Representation of american sign language for machine translation

This dissertation describes an approach to designing a machine translation system that generates a representation of American Sign Language (ASL) from English. ASL uses space and non-manual signals (NMSs) to encode grammatical features such as agreement, negation, wh-questions, etc. Previous computational systems for ASL are typically hindered by static representations of ASL signs, which makes it computationally impractical to represent the large number of possible surface forms for each sign, and by the use of notation systems that cannot represent such variation. The approach developed here addresses these limitations. The representation of ASL is based on the Move-Hold (MH) model (Liddell and Johnson 1989), a sign notation system that allows for both precision of sign description and predictable variation of surface forms based on grammatical detail.
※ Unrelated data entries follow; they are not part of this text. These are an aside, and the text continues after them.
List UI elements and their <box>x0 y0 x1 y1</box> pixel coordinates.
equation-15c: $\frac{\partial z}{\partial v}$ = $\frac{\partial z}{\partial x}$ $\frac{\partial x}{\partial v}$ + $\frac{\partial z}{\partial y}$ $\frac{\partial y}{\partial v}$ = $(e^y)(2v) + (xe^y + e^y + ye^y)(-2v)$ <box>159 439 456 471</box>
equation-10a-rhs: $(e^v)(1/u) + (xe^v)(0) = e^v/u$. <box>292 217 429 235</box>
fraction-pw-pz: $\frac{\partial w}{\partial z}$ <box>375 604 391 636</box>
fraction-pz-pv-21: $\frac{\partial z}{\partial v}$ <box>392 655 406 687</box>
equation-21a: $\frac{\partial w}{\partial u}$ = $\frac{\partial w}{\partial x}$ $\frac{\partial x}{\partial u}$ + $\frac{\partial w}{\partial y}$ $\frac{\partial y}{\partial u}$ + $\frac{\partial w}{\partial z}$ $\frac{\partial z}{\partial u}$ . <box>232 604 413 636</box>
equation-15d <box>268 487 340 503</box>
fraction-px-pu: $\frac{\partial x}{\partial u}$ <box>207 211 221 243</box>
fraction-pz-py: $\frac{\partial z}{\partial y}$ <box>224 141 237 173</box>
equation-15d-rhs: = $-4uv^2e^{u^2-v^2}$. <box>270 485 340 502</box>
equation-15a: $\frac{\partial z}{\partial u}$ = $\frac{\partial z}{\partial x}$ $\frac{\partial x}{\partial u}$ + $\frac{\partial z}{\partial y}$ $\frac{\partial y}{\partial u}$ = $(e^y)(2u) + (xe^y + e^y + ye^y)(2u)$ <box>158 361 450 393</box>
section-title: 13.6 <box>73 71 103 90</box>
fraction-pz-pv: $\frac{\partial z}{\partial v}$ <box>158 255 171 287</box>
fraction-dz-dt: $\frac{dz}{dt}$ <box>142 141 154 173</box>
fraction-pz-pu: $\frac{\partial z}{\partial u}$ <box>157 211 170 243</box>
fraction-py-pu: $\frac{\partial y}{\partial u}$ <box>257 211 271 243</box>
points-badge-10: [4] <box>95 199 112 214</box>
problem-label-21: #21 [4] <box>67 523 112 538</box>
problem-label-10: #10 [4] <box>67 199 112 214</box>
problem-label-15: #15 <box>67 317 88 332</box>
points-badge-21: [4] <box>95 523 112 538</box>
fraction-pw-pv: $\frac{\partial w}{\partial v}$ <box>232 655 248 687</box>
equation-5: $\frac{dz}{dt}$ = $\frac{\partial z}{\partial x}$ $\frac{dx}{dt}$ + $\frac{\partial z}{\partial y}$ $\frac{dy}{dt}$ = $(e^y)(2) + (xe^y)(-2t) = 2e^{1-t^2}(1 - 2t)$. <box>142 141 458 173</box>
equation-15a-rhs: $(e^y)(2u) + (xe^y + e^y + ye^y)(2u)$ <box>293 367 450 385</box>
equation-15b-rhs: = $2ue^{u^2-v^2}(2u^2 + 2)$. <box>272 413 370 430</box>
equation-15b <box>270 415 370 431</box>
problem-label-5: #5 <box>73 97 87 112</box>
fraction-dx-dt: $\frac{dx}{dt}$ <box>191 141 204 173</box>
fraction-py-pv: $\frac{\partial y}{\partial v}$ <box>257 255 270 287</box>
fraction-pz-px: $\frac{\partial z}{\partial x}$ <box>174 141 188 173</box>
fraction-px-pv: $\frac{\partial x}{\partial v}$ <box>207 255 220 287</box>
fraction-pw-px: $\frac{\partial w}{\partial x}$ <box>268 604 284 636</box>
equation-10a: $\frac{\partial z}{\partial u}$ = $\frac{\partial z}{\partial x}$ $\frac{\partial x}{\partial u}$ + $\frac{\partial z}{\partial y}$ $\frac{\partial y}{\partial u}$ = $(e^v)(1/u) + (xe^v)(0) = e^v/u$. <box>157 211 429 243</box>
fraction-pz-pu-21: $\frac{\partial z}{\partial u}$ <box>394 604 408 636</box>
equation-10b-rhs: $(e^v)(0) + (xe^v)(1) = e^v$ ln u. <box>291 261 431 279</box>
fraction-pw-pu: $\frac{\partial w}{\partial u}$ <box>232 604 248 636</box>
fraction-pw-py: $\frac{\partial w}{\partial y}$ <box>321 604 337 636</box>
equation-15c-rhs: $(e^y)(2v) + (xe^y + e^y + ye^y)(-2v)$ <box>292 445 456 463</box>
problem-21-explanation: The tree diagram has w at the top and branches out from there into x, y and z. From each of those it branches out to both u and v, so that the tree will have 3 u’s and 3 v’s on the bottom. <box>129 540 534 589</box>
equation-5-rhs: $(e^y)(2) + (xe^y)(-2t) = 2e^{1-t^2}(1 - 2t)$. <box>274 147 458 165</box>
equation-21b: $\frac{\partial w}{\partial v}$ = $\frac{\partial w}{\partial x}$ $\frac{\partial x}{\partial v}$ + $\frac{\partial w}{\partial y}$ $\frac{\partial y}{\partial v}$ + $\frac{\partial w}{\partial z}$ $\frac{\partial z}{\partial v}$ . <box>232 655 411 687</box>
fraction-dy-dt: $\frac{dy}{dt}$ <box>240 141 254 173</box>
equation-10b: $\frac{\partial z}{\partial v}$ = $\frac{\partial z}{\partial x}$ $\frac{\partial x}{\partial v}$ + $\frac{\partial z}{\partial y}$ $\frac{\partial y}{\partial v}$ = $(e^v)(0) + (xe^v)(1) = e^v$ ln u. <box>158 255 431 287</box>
Empty features are used in MH notations of lexical forms, which are instantiated with spatial data during generation. The generation system is implemented as an LFG correspondence architecture (Kaplan and Bresnan 1982, Kaplan et al 1989). Correspondence functions are defined that convert an English f-structure into an ASL f-structure; build an ASL c-structure from the f-structure; and build the phonetic representation level (p-structure, where spatial and non-manual variations are revealed) from the c-structure. The concepts presented in this dissertation have been implemented in a software application, ASL Workbench. Possible future applications of this work include developing animated output, tagged corpora for linguistic analysis, and shared lexicons for gloss standardization, among others.